Apa salahku? Kenapa aku malah jadi pusat perhatian? Aku kan hanya menunggu seseorang saja. Apa aku terlihat seperti perempuan yang berantakan?. Aku malu dan tidak suka diperhatikan seperti itu. Lebih baik, aku pulang saja.

 

“Mau kemana kau yeppeoni yeoja” ucap seorang namja yang dengan sigapnya memegang lenganku dan membuatku merasa tidak nyaman.

“Main bersama dengan kami!” ucap namja yang satunya.

 

Jangan-jangan, ini pertama kalinya aku digoda?

“Hey, ayo pergi” ajak namja itu yang dengan kasarnya menarik tanganku.

“Kajjima! Jangan GANGGU aku!” ucapku menekankan kata ‘ganggu; dan memukul namja itu dengan tasku.

“Yeoja ini… berani juga” ucap namja yang tadi kupukul itu, merasa tidak terima.

 

Tek.

 

Ah, sakit. Kenapa kaki ini tidak bisa digerakkan saat dibutuhkan?. Tuhan, adakah malaikat untukku saat ini juga. Aku memejamkan mataku. Hingga kurasa, tubuhku terhalangi oleh seorang namja bertubuh tegap. Chanyeol.

 

“Jangan mengganggu yeoja-ku” ucapnya sambil menaruh tubuhku di dekapannya.

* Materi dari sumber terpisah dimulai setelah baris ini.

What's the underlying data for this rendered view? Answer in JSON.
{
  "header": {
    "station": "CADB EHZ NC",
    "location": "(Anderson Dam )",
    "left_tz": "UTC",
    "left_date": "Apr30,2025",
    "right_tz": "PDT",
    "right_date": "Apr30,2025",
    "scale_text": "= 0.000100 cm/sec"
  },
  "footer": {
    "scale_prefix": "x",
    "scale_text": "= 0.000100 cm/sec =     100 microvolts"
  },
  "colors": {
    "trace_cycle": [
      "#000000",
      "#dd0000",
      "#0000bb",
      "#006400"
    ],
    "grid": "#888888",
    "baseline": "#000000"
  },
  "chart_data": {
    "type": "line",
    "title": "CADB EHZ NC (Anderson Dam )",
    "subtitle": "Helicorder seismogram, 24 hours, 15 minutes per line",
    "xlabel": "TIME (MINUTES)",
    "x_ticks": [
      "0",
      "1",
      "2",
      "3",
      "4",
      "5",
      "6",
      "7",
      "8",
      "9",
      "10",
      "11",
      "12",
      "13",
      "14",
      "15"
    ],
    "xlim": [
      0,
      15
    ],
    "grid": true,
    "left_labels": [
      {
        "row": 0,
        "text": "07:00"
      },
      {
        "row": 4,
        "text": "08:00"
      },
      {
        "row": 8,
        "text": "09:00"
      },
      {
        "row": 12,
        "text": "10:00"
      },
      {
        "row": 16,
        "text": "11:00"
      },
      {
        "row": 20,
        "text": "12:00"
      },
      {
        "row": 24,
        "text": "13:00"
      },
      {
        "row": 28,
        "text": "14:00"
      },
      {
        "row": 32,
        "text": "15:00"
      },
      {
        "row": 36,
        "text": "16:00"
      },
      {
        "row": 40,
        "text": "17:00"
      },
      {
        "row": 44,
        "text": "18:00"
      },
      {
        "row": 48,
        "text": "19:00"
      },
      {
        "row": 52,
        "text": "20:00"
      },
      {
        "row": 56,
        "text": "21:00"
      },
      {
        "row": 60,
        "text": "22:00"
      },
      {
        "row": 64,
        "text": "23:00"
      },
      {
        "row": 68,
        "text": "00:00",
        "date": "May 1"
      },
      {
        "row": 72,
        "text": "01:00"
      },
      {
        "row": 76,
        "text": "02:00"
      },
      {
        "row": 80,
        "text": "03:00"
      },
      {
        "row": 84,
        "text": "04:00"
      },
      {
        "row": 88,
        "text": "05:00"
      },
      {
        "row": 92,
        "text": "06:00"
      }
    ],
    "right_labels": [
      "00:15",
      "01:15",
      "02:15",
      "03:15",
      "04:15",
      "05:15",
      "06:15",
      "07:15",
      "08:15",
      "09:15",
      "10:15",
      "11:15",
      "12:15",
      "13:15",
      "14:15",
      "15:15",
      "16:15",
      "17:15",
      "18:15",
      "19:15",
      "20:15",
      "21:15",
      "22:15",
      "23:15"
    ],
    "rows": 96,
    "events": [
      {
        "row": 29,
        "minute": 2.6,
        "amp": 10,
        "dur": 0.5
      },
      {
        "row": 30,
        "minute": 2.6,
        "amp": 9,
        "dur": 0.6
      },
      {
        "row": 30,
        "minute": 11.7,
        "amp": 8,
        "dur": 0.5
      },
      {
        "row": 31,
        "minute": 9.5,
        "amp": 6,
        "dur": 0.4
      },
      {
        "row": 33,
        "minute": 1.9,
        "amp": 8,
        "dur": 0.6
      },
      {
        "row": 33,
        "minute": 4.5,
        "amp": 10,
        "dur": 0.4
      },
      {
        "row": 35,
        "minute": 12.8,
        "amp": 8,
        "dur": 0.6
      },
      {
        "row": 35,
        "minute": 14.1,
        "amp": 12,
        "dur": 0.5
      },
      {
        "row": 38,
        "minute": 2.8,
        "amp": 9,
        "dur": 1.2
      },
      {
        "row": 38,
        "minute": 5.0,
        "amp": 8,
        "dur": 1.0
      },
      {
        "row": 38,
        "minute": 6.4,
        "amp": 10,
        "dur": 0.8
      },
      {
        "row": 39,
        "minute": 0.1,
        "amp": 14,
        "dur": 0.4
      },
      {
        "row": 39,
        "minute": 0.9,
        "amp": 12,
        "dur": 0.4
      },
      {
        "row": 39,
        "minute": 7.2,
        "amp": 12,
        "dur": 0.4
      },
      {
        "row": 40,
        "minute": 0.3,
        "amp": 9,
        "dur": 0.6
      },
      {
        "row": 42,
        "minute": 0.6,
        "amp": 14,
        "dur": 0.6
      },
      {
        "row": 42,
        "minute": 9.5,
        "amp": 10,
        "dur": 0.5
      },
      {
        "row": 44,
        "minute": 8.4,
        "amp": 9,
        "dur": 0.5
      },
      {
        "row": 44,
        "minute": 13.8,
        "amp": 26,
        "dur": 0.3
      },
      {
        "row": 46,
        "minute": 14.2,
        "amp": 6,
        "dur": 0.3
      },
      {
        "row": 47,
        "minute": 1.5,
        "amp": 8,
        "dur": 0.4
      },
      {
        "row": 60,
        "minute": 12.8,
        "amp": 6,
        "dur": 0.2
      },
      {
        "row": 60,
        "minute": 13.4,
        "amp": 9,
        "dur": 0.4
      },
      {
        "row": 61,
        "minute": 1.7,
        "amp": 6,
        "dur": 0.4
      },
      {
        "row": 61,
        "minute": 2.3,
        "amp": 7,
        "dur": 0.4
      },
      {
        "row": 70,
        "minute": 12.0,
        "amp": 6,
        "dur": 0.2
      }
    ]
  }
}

KEtiga namja itu langsung laari dari hadapan kami.

 

“I-Itu, aku…”

 

Tanpa banyak bicara, ia menggendongku. Membuatku menjerit. Buan, bukan tidak terima. Tapi, aku malu.

 

“Yak, Chanyeol-ah! Lepaskan!!!” sahutku.

 

Tapi ia tetap membawaku. Mendudukkanku dan menyiram kakiku dengan air.

 

“Kau mau cepat mengalahkanku kan?” tanyanya.

“Tentu saja” dengusku.

“Makanya, sembuhkan dulu kakimu” ujarnya.

 

Ah, aku ini. Seperti tidak bisa melindungi tubuhku. Chanyeol mulai menatapku. Memperhatikan setiap lekuk wajahku. Tangannya mulai bergerak menghampiri wajahku membuatku hanya pasrah dan menunduk. Wajahnya, ia memajukan wajahnya.

 

Apa, ia mau menciumku? Cium?

 

Splash!

 

“Rambutmu lebih cocok terurai seperti ini” ujarnya kemudian setelah ia berhasil melepas ikatan rambutku.

 

Jangan membuatku lebi berdebar daripada ciuman. Kau licik, Chanyeol. Kau benar-benar licik.

 

*Byunnie’s Side*

“Apa yang ingin kau katakan?” tanyaku to the point.

“Kencan dengan rental boyfriend, aku mau!”

“Kalau denganku, bisa kan?”

“Aku bersungguh-sungguh” lanjutnya.

“Mianhae, aku tidak bisa menerima permohonanmu” balasku.

“Kalau aku salah, aku minta maaf” ujarku.

 

“Kalau begitu, bagaimana kalau aku mengucapkan kata-kata itu. Saranghae Baekki-yah”

“Ini bukanlah permohonan. Aku benar-benar mau menjadi pacarmu”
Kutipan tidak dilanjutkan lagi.